Esta es la lucha de los dos grandes mitos: el comienzo de Europa se desarrolló de manera definitiva y ya para siempre.  Esto, desde luego, no quiere decir que la lucha no se haya trabado en otros lugares, y tampoco que no pueda volver a arder en el futuro.  Pero la historia está hasta tal punto bajo la ley de la individualidad y facticidad, que en ella no se trata sólo de principios generales y su contraposición, sino siempre de potencias particulares y decisiones prácticas entre ellas.  En este sentido la lucha de los dos grandes mitos al comienzo de la historia de Europa fue realizada y decidida, de modo válido, pero en la particularidad de un acontecimiento histórico.
Fue llevada a cabo como lo son las luchas entre potencias iguales: no de un golpe, sino con muchos golpes y contragolpes, y no de manera que uno de los dos contrarios fuera aniquilado, sino de forma que la derrota se hizo fecunda en la victoria.  Egipto y las religiones de Asia Anterior están antes de la gigantomaquia; dioses ctónicos, cultos lunares y representaciones matriarcales están presentes allí como potencias, que existen lo mismo que los duros dioses de la tormenta, de la guerra y del honor nacional.  Pero los pueblos indoeuropeos que alrededor del 2000 a.C. comienzan a penetrar en Asia y en el Sur de Europa no sólo traen en variadas figuras a Zagreo, a su Zeus, el claro dios celeste, sino además una fantasía religiosa creadora y una fuerza de entusiasmo que no tiene su igual en las culturas antiguas. Sus dioses son siempre potencias de todo el mundo, en oposición a los dioses exclusivamente tribales de los semitas y a las divinidades ligadas al lugar del espacio mediterráneo.  Son todos esencialmente fuerza, fuerza omnipotente.  Este atrevido universalismo y la apasionada intimidad con que se piensa la grandeza de los dioses es el más importante legado de los pueblos indoeuropeos; la inaudita fuerza formal de sus lenguas está relacionada con ello del modo más íntimo.
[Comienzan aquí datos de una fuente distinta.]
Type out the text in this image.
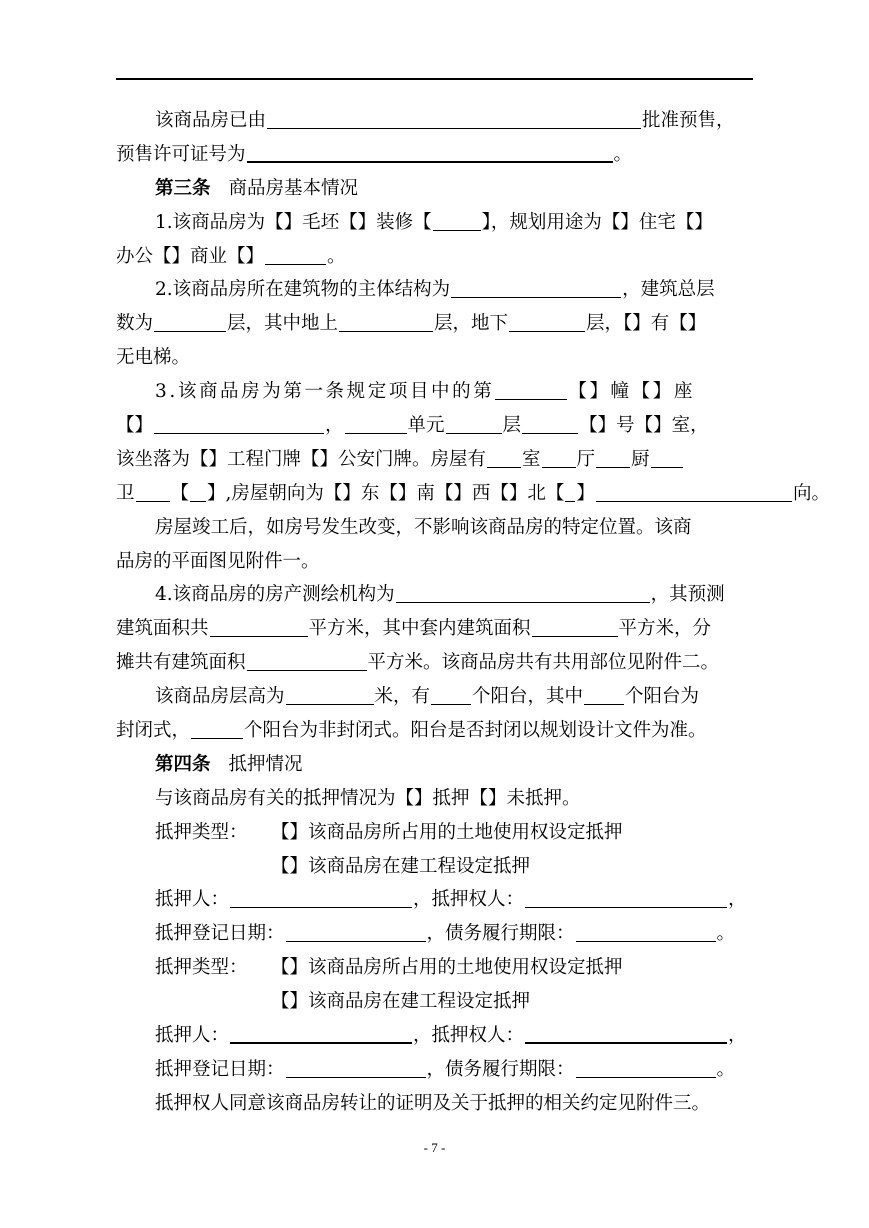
该商品房已由	批准预售，
预售许可证号为	。
第三条 商品房基本情况
1.该商品房为【】毛坯【】装修【	】，规划用途为【】住宅【】
办公【】商业【】	。
2.该商品房所在建筑物的主体结构为	，建筑总层
数为	层，其中地上	层，地下	层，【】有【】
无电梯。
3.该商品房为第一条规定项目中的第	【】幢【】座
【】	，	单元	层	【】号【】室，
该坐落为【】工程门牌【】公安门牌。房屋有 室 厅 厨
卫 【 】,房屋朝向为【】东【】南【】西【】北【 】	向。
房屋竣工后，如房号发生改变，不影响该商品房的特定位置。该商
品房的平面图见附件一。
4.该商品房的房产测绘机构为	，其预测
建筑面积共	平方米，其中套内建筑面积	平方米，分
摊共有建筑面积	平方米。该商品房共有共用部位见附件二。
该商品房层高为	米，有 个阳台，其中 个阳台为
封闭式，	个阳台为非封闭式。阳台是否封闭以规划设计文件为准。
第四条 抵押情况
与该商品房有关的抵押情况为【】抵押【】未抵押。
抵押类型： 【】该商品房所占用的土地使用权设定抵押
【】该商品房在建工程设定抵押
抵押人：	，抵押权人：	，
抵押登记日期：	，债务履行期限：	。
抵押类型： 【】该商品房所占用的土地使用权设定抵押
【】该商品房在建工程设定抵押
抵押人：	，抵押权人：	，
抵押登记日期：	，债务履行期限：	。
抵押权人同意该商品房转让的证明及关于抵押的相关约定见附件三。
- 7 -
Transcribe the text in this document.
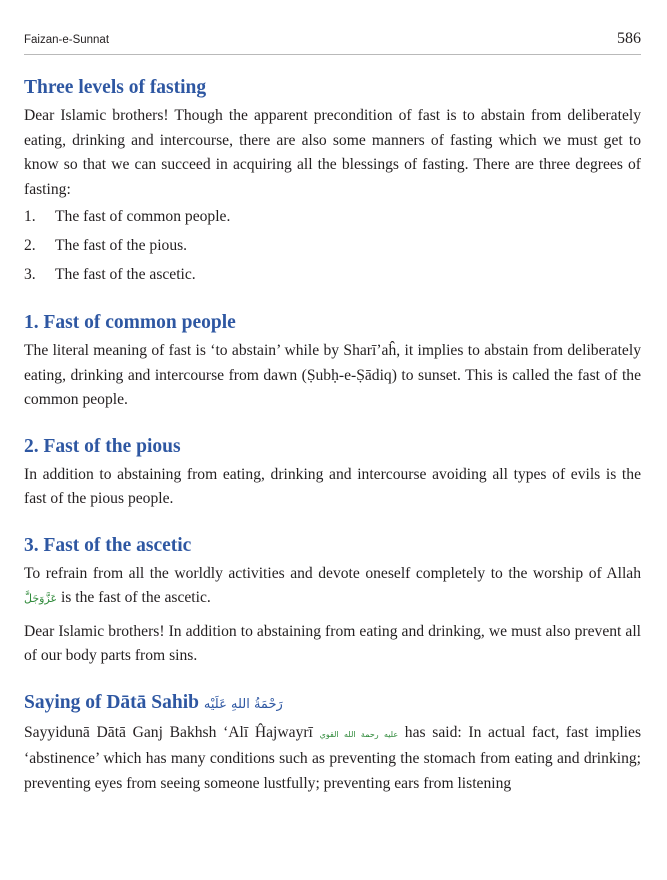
Faizan-e-Sunnat	586
Three levels of fasting

Dear Islamic brothers! Though the apparent precondition of fast is to abstain from deliberately eating, drinking and intercourse, there are also some manners of fasting which we must get to know so that we can succeed in acquiring all the blessings of fasting. There are three degrees of fasting:

1.	The fast of common people.
2.	The fast of the pious.
3.	The fast of the ascetic.
1. Fast of common people

The literal meaning of fast is ‘to abstain’ while by Sharī’aĥ, it implies to abstain from deliberately eating, drinking and intercourse from dawn (Ṣubḥ-e-Ṣādiq) to sunset. This is called the fast of the common people.

2. Fast of the pious

In addition to abstaining from eating, drinking and intercourse avoiding all types of evils is the fast of the pious people.

3. Fast of the ascetic

To refrain from all the worldly activities and devote oneself completely to the worship of Allah عَزَّوَجَلَّ is the fast of the ascetic.

Dear Islamic brothers! In addition to abstaining from eating and drinking, we must also prevent all of our body parts from sins.

Saying of Dātā Sahib رَحْمَةُ اللهِ عَلَيْه

Sayyidunā Dātā Ganj Bakhsh ‘Alī Ĥajwayrī عليه رحمة الله القوي has said: In actual fact, fast implies ‘abstinence’ which has many conditions such as preventing the stomach from eating and drinking; preventing eyes from seeing someone lustfully; preventing ears from listening
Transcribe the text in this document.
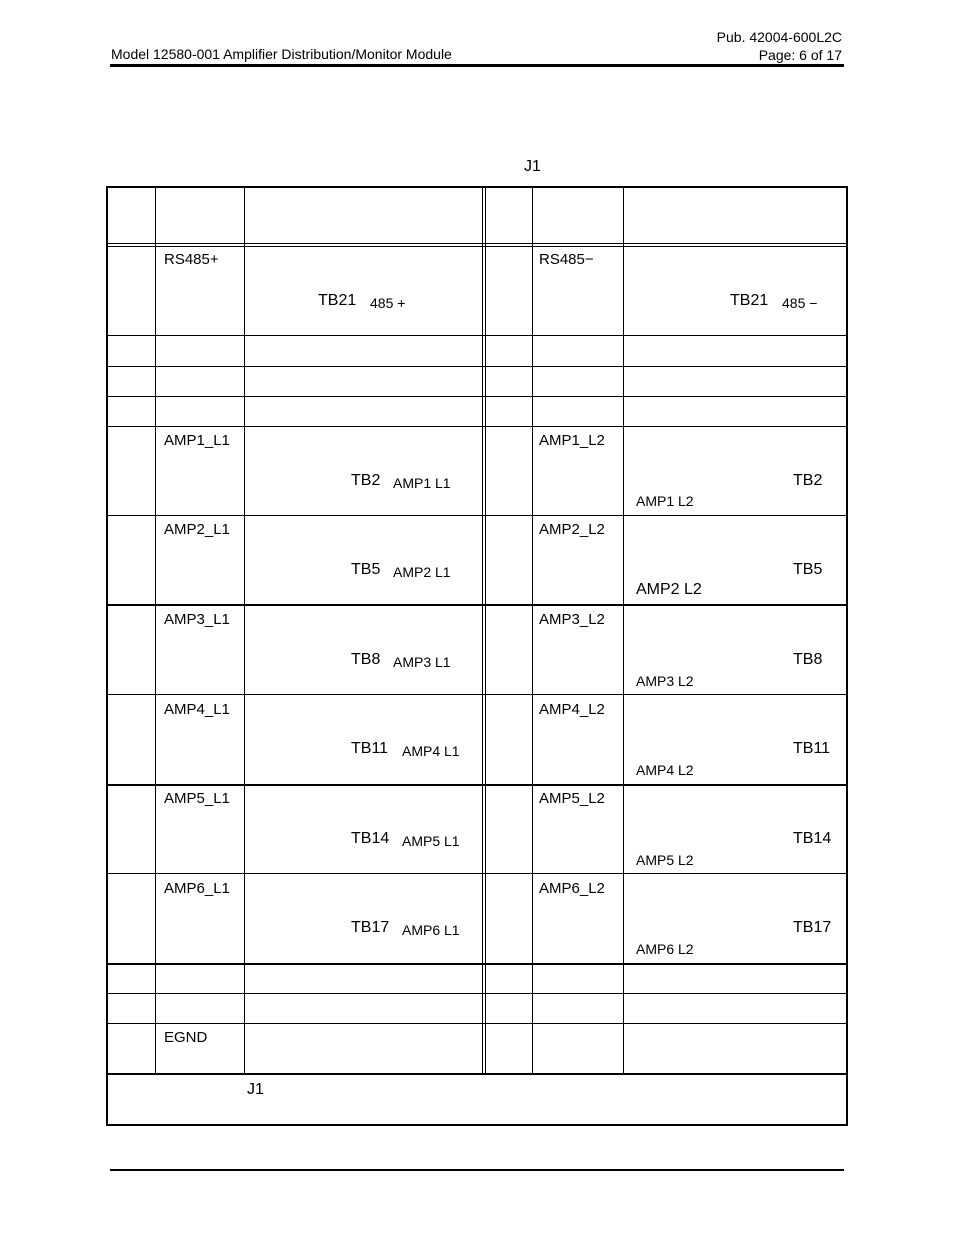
Model 12580-001 Amplifier Distribution/Monitor Module
Pub. 42004-600L2C
Page: 6 of 17
J1
RS485+
TB21 485 +
RS485−
TB21 485 −
AMP1_L1
TB2 AMP1 L1
AMP1_L2
TB2
AMP1 L2
AMP2_L1
TB5 AMP2 L1
AMP2_L2
TB5
AMP2 L2
AMP3_L1
TB8 AMP3 L1
AMP3_L2
TB8
AMP3 L2
AMP4_L1
TB11 AMP4 L1
AMP4_L2
TB11
AMP4 L2
AMP5_L1
TB14 AMP5 L1
AMP5_L2
TB14
AMP5 L2
AMP6_L1
TB17 AMP6 L1
AMP6_L2
TB17
AMP6 L2
EGND
J1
En el mito de los dioses de la luz está de antemano dibujada desde el comienzo la lucha con los demonios.  Que se lancen a la lucha en cuanto tropiecen con un mundo de divinidades extrañas está por consiguiente predeterminado, de la misma manera que el espíritu de los pueblos indoeuropeos, mientras ocurren estas gigantomaquias, estará abierto y atendiendo a las más extrañas potencias y voces; pues tan esencial como la fuerza de penetrar es para él la capacidad de dejarse penetrar.  Así se llega a la ondulante situación que hace la historia de los dioses del antiguo Occidente tan rica en figuras válidas y en decisiones definitivas; así se llega también a los grandes retrocesos en los que vuelven a surgir los dioses de la tierra y de la noche, y así también a las fecundas interpretaciones y transacciones entre ambos mitos, o dicho de manera más general: entre medida y desmedida, figura y embriaguez, apolíneo y dionisíaco.  La plenitud de figuras de la religión griega es el resultado inmediato, pero el inmediato de verdad es Europa misma.  Pues Homero no sólo les creó  a los griegos sus dioses, sino también aquella liberación del espíritu y aquella soltura del hombre frente a la oscuridad que hizo por fin posible Europa con todo lo que así se llama, con tragedia y con filosofía, con libre responsabilidad de l persona y orden varonil de la tierra.